Tuesday, October 23, 2007

Knitting circle: not just for grannies

Fall's been late coming to my town. As recently as last weekend, it was in the 80s. The maples in my yard are stubbornly green (though one's started to drop leaves early). The hills aren't the usual palette of oranges and reds and yellows. Fortunately, a cold front moved in; maybe that will coax the leaves to change. It's been rainy and grey and chilly and awful the last couple of days, and it looks like that'll continue all week. And we know what that means.

Knitting weather.

Not that I didn't knit all summer, but the point is that now it's chilly enough to have a scarf or a sweater piled onto my lap. So long, cottons! Hello, wools and mohairs! I'm fortunately to have a local yarn shop stocked to the ceiling with exactly the sorts of spun things I want to twine between my fingers. There's also a yarncat (the best kind that only smacks the yarn off the shelf and doesn't try to eat it), and they host a knitting circle on Monday nights.

Ever since I came home from France and realized I no longer know anyone in this town (and hence have no social life), I've been looking forward to Monday nights. After all, I don't care about anything on television on Mondays, and the gym's crowded at night now that the students are back. Knitting circle's become the highlight of my week. It gets me and Mom out of the house one evening a week, and we meet a number of amazing, inspiring women.

No doubt about it, the women in my knitting circle are characters. People drift in and out each week (we even have a man who's a regular), but there's a core group of twelve or so who show up almost every time, for half an hour or the whole two hours. People bring in homegrown or homemade snacks to nosh on, like the jalapeƱo jelly cream cheese dip. There's wine, there's yarn, there's the cat, there's a half-dozen projects of varying difficulties and degrees of completeness. I am astounded by some of the things those women knit. I'd still call myself an advanced beginner: I can do basic lace, I could probably cable if I wanted, but I'm not brave and bold in particular. I don't like seaming and I've never turned a heel. I can read a pattern, but I've never designed anything. Still, the women of knitting circle lavished my simple sweater with praise: I guess it's all about the fundamentals. Plus, I know if I do take on a major project, I'll have plenty of help. These women are sharp, and they know what they're doing, and they're generous enough to lend a hand.
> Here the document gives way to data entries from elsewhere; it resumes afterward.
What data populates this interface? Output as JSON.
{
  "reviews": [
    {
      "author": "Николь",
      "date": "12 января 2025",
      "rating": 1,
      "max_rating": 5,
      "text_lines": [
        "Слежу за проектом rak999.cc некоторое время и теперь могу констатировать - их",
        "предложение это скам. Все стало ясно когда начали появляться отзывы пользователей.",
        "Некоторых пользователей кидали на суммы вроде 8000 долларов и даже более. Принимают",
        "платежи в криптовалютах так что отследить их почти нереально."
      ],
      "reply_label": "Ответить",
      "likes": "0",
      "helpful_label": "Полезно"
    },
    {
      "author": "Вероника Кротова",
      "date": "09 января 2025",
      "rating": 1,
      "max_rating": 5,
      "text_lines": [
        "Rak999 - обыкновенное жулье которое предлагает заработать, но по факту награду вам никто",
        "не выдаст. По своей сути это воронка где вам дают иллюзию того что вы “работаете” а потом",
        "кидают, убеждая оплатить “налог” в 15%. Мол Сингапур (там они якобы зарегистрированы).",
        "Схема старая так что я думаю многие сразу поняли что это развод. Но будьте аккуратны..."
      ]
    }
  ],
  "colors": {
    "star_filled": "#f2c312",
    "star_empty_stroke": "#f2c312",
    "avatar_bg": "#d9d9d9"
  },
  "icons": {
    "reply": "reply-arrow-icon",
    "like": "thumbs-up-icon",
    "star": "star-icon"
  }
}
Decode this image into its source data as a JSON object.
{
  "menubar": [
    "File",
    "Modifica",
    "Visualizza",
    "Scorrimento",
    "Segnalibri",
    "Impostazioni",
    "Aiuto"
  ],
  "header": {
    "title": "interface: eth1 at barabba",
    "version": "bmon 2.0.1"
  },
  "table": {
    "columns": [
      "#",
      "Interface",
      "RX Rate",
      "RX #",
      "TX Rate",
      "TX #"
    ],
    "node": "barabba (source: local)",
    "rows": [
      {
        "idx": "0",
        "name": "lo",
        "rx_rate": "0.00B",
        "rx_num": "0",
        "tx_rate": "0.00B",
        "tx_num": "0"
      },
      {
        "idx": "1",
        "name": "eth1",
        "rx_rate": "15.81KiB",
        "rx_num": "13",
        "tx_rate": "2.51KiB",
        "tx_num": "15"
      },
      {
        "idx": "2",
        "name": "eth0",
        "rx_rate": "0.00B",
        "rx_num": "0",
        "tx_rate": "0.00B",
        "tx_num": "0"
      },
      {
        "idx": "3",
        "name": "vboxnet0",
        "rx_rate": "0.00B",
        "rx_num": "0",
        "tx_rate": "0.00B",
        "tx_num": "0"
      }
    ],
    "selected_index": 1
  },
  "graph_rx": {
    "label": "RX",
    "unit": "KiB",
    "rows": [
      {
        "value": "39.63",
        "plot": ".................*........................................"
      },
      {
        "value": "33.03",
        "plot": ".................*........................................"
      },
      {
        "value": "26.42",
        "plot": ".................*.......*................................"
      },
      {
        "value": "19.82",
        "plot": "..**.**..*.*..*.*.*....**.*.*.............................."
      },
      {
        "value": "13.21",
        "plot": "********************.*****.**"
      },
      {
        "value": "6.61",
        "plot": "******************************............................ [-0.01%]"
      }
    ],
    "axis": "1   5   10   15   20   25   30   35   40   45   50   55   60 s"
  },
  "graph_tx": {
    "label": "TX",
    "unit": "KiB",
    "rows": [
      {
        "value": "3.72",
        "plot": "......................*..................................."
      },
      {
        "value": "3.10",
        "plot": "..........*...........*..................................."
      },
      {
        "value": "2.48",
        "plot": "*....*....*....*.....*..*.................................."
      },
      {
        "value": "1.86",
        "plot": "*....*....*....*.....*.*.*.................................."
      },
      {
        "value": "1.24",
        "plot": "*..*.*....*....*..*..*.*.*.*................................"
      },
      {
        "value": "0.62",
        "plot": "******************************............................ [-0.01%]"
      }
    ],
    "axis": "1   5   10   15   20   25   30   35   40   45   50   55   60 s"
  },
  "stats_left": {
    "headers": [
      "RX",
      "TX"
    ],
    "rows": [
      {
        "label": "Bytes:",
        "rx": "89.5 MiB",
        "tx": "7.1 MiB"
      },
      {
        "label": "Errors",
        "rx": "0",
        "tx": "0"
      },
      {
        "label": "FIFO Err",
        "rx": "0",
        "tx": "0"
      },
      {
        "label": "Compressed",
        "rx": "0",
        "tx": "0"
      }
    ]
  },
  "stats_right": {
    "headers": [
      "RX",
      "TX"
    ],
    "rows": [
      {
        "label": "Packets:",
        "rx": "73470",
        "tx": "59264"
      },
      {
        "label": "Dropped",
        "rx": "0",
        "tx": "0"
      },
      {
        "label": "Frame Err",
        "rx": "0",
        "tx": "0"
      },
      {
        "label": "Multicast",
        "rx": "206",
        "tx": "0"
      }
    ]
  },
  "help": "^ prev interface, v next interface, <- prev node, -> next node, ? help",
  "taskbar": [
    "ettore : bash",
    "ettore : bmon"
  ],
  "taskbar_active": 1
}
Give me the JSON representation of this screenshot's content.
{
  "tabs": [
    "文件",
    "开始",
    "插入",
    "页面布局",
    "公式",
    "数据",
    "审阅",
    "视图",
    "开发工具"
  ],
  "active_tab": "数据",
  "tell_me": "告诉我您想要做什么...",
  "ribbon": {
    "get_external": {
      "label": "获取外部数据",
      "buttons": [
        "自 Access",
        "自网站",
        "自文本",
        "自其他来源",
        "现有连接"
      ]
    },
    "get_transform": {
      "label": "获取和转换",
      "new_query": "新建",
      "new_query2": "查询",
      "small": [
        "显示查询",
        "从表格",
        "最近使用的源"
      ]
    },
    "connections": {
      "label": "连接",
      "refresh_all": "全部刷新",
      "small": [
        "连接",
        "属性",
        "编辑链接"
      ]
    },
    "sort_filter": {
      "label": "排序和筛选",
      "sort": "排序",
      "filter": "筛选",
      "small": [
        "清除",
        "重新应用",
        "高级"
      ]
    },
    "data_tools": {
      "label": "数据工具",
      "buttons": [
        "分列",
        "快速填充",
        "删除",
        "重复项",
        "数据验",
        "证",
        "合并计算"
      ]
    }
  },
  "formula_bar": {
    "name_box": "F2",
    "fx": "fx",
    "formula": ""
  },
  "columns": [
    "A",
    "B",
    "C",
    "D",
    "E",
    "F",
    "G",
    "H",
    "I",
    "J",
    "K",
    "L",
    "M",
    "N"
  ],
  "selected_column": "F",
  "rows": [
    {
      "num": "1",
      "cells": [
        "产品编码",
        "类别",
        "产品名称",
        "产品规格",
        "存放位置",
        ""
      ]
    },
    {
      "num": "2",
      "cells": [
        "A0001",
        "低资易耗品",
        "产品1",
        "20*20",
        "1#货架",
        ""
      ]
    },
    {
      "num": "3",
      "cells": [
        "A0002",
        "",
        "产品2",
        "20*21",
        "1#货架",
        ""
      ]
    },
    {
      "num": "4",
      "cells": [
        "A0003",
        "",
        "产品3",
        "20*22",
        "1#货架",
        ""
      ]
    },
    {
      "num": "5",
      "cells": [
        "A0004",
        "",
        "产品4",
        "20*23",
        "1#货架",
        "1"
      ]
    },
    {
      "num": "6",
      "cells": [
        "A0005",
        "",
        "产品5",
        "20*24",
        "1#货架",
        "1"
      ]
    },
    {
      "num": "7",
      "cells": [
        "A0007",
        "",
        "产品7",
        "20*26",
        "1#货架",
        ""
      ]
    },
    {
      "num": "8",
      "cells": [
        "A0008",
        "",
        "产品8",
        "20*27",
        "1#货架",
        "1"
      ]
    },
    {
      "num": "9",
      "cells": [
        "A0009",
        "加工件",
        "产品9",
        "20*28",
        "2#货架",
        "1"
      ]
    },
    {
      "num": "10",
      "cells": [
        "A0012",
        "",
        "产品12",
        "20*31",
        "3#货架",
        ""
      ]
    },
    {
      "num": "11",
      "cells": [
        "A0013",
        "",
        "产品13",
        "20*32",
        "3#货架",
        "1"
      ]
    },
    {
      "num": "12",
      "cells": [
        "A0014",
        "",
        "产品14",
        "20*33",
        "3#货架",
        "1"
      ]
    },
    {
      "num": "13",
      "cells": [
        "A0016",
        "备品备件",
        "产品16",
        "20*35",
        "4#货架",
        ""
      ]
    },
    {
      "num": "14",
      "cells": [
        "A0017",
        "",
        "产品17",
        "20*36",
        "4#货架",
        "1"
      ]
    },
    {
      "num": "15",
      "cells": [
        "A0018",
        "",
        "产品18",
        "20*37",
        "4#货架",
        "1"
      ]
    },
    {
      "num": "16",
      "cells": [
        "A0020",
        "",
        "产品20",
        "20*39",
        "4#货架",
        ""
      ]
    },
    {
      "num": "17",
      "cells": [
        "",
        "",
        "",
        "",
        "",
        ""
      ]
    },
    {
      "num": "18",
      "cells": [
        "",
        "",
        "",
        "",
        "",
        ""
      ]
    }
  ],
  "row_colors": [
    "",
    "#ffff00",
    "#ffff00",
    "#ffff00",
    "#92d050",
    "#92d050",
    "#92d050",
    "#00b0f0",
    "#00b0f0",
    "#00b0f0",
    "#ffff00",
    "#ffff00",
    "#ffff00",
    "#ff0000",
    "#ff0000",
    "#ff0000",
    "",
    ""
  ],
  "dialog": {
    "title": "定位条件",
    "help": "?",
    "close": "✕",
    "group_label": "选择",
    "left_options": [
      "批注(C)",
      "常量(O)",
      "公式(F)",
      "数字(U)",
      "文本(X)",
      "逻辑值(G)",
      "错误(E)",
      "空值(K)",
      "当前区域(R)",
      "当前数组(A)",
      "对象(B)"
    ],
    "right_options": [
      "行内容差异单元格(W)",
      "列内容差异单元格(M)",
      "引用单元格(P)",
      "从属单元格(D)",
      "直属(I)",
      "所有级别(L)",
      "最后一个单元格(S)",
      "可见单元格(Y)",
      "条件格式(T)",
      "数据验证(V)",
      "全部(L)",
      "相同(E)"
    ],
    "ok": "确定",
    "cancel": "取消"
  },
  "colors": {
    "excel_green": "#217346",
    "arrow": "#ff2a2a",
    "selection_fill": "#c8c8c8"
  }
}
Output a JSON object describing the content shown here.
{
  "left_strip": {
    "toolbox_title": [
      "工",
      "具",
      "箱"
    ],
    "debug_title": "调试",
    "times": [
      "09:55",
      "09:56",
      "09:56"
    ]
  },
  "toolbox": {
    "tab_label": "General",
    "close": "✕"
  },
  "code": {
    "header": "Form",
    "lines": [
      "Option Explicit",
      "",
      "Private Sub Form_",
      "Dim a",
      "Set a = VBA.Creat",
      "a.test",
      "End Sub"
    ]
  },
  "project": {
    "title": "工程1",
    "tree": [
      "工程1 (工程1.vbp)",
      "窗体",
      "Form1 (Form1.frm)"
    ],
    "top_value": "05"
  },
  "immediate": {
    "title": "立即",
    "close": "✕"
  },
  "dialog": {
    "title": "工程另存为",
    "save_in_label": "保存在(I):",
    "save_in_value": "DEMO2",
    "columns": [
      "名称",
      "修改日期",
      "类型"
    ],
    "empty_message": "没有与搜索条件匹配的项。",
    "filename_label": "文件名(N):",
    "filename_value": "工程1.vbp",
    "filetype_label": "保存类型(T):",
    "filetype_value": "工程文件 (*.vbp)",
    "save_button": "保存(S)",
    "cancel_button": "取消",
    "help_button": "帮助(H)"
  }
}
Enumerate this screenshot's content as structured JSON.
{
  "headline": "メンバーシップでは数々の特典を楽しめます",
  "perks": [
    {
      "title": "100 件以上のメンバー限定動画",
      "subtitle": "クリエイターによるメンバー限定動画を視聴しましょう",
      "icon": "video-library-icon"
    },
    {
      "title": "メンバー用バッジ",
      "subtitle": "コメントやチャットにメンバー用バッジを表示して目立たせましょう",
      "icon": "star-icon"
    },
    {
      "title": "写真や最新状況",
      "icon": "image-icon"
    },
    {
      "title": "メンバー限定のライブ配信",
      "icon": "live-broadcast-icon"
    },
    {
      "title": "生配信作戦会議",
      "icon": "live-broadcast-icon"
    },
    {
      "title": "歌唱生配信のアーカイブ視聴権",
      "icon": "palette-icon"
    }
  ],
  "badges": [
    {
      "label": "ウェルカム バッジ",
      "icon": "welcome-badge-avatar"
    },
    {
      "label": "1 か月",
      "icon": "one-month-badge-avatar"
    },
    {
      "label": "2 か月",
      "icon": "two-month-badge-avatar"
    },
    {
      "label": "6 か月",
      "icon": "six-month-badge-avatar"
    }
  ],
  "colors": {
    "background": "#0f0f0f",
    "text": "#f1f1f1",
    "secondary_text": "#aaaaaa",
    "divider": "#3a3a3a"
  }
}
Sure, we have minor strife and tribulation. Mom and I knit continental, and apparently we purl like no one else; the rest of the knitters are mostly English-style, wrappers instead of pickers. There's some friendly bickering about that ("Wrapping is slow!" "Continental is complicated!") as we try to argue the pros and cons of this purl stitch or that cast-on method. We talk about Yankees (Mom is one, and so are a couple of the other members) and how Southern women will say outlandishly snide things, as long as they're followed by "bless his/her/your heart". We talk about the job market, how much we enjoy or don't enjoy our jobs, whether we'd rather be knitting. Sure, most of them are plenty older than I am (but such dignity and sass!), but they're not the stereotypical grandmothers, rocking away and knitting ugly scarves in dull acrylics. These women are knitting hot pants and kicky hats with skull patterns on them. Sure, they're knitting baby blankets and self-striping socks, but with new, cool twists. Part of it is the amazing new yarns that are coming out (Fortissima makes me pine to knit socks of my own, and Koigu looks amazing no matter what you make out of it), but part of it is that knitting is cool again (thanks, Stitch & Bitch!). I may be the youngest there most weeks, but I'm not the only young person knitting.

I'm really looking forward to all this horrible weather. After all, I've got shows to knit through, and waiting rooms to knit in, and Christmas presents to get a start on. Plus, I want to have something to show off next week. Last night, I spent the whole evening struggling through a calamari snarl of the spring green wool/bamboo blend that I dropped the other day as I was heading to work, and trailed behind me for fifty feet or so. Good thing it was sunny then. Good thing I'm going to be keeping the ball in a Ziploc bag once I get it wound.